On a longtemps cru que la responsabilité de cette non-nomination venait du pape François lui-même, à tout le moins du Vatican. Mais en enquêtant sur ce dossier, j’ai découvert que le problème a été essentiellement français. Ce fut un problème créé à Paris, pour des raisons de compétition de carrière, de jalousie et disons le mot: d’homophobie.

Un autre diplomate qui visait le poste a pu utiliser l’homosexualité de Stéfanini (laquelle était alors pourtant discrète et non publique) pour «atomiser» sa candidature. Un intrigant bien connu des milieux parisiens, qui lorgnait lui aussi le poste de conseiller culturel auprès de cet ambassadeur, s’est démené pour diffuser à Rome l’information sur l’homosexualité de Stéfanini pour lui nuire. Des journalistes bobos ont «réseauté» à leur tour pour critiquer Stéfanini. Tous ont mobilisés leurs relais romains pour alerter le pape sur le sujet et bloquer définitivement sa nomination. De l’homophobie à l’état pur.

Ici encore, être gay n’est pas un problème, surtout au Quai d’Orsay où les bons connaisseurs de cette administration en parlent parfois comme du «Gay d’Orsay». En revanche, l’homosexualité peut être utilisée lorsqu’il s’agit de nuire à quelqu’un qui encombre votre projet de carrière. Ce dont Stéfanini a fait les frais. Dans ce cas-là, comme dans d’autres, il est également troublant que certains homosexuels aient eux-mêmes participé à la cabale, ce qui prouve que l’homophobie peut aussi être le fait des homosexuels eux-mêmes.

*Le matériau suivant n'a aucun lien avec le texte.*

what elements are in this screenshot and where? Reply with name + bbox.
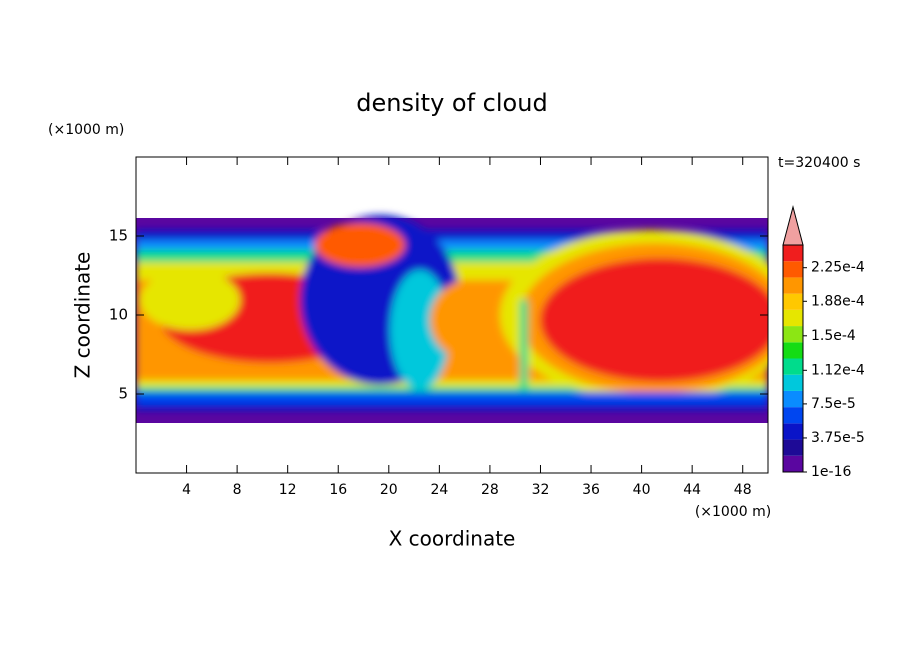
colorbar-band — [783, 326, 803, 343]
x-tick-label: 16 — [329, 482, 347, 498]
colorbar-band — [783, 407, 803, 424]
colorbar-tick-label: 1e-16 — [811, 464, 851, 480]
colorbar-extend — [782, 205, 804, 246]
y-unit: (×1000 m) — [48, 122, 124, 138]
x-tick-label: 4 — [182, 482, 191, 498]
colorbar-band — [783, 309, 803, 327]
colorbar-band — [783, 293, 803, 310]
colorbar-band — [783, 261, 803, 278]
y-tick-label: 10 — [109, 306, 128, 324]
colorbar-tick-label: 3.75e-5 — [811, 430, 865, 446]
colorbar-band — [783, 358, 803, 375]
x-tick-label: 8 — [233, 482, 242, 498]
colorbar-tick-label: 2.25e-4 — [811, 260, 865, 276]
colorbar-band — [783, 423, 803, 440]
x-tick-label: 24 — [430, 482, 448, 498]
colorbar-band — [783, 342, 803, 359]
x-axis-label: X coordinate — [389, 527, 516, 551]
colorbar-band — [783, 277, 803, 294]
x-tick-label: 28 — [481, 482, 499, 498]
y-tick-label: 5 — [118, 385, 128, 403]
y-axis-label: Z coordinate — [71, 252, 95, 379]
x-tick-label: 48 — [734, 482, 752, 498]
x-tick-label: 44 — [683, 482, 701, 498]
colorbar-tick-label: 1.5e-4 — [811, 328, 856, 344]
colorbar-band — [783, 439, 803, 456]
contour-field — [136, 215, 768, 423]
colorbar-band — [783, 245, 803, 262]
colorbar-frame — [782, 244, 804, 473]
x-tick-label: 32 — [532, 482, 550, 498]
colorbar-tick-label: 7.5e-5 — [811, 396, 856, 412]
y-tick-label: 15 — [109, 227, 128, 245]
x-tick-label: 40 — [633, 482, 651, 498]
x-tick-label: 36 — [582, 482, 600, 498]
colorbar-tick-label: 1.88e-4 — [811, 293, 865, 309]
colorbar-band — [783, 455, 803, 472]
colorbar-band — [783, 390, 803, 408]
time-label: t=320400 s — [778, 155, 860, 171]
colorbar-band — [783, 374, 803, 391]
chart-title: density of cloud — [356, 89, 547, 117]
x-unit: (×1000 m) — [695, 504, 771, 520]
x-tick-label: 20 — [380, 482, 398, 498]
x-tick-label: 12 — [279, 482, 297, 498]
colorbar-tick-label: 1.12e-4 — [811, 362, 865, 378]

Dans le même esprit, j’ai interrogé un préfet qui a été victime du même genre de rumeur: être gay n’était pas un problème, mais ses mœurs ont été néanmoins utilisées contre lui lors d’une importante nomination. De même, un autre haut fonctionnaire que j’ai interrogé a été sanctionné durement par son administration après une faute qu’il avait effectivement commise, mais il estime que la sanction a été d’autant plus sévère qu’il était homosexuel. Une double peine en quelque sorte.

Les ressorts de l’homophobie restent puissants. Ils sont complexes à analyser et difficiles à corriger. Si aujourd’hui, en France, la loi est devenue plus favorable aux homosexuels, le droit ne peut pas tout. La plupart des homosexuels ont connu ce type d’expérience: injures ou violences. Nous ne sommes pas en face d’une homophobie unique qui viendrait seulement des extrémistes. Il existe de multiples formes d’homophobies, qui appellent des mesures différenciées. C’est pourquoi les plans globaux de Marlène Schiappa ou d’Anne Hidalgo, généreux mais superficiels, ne remontent pas à la source ni à la racine du problème.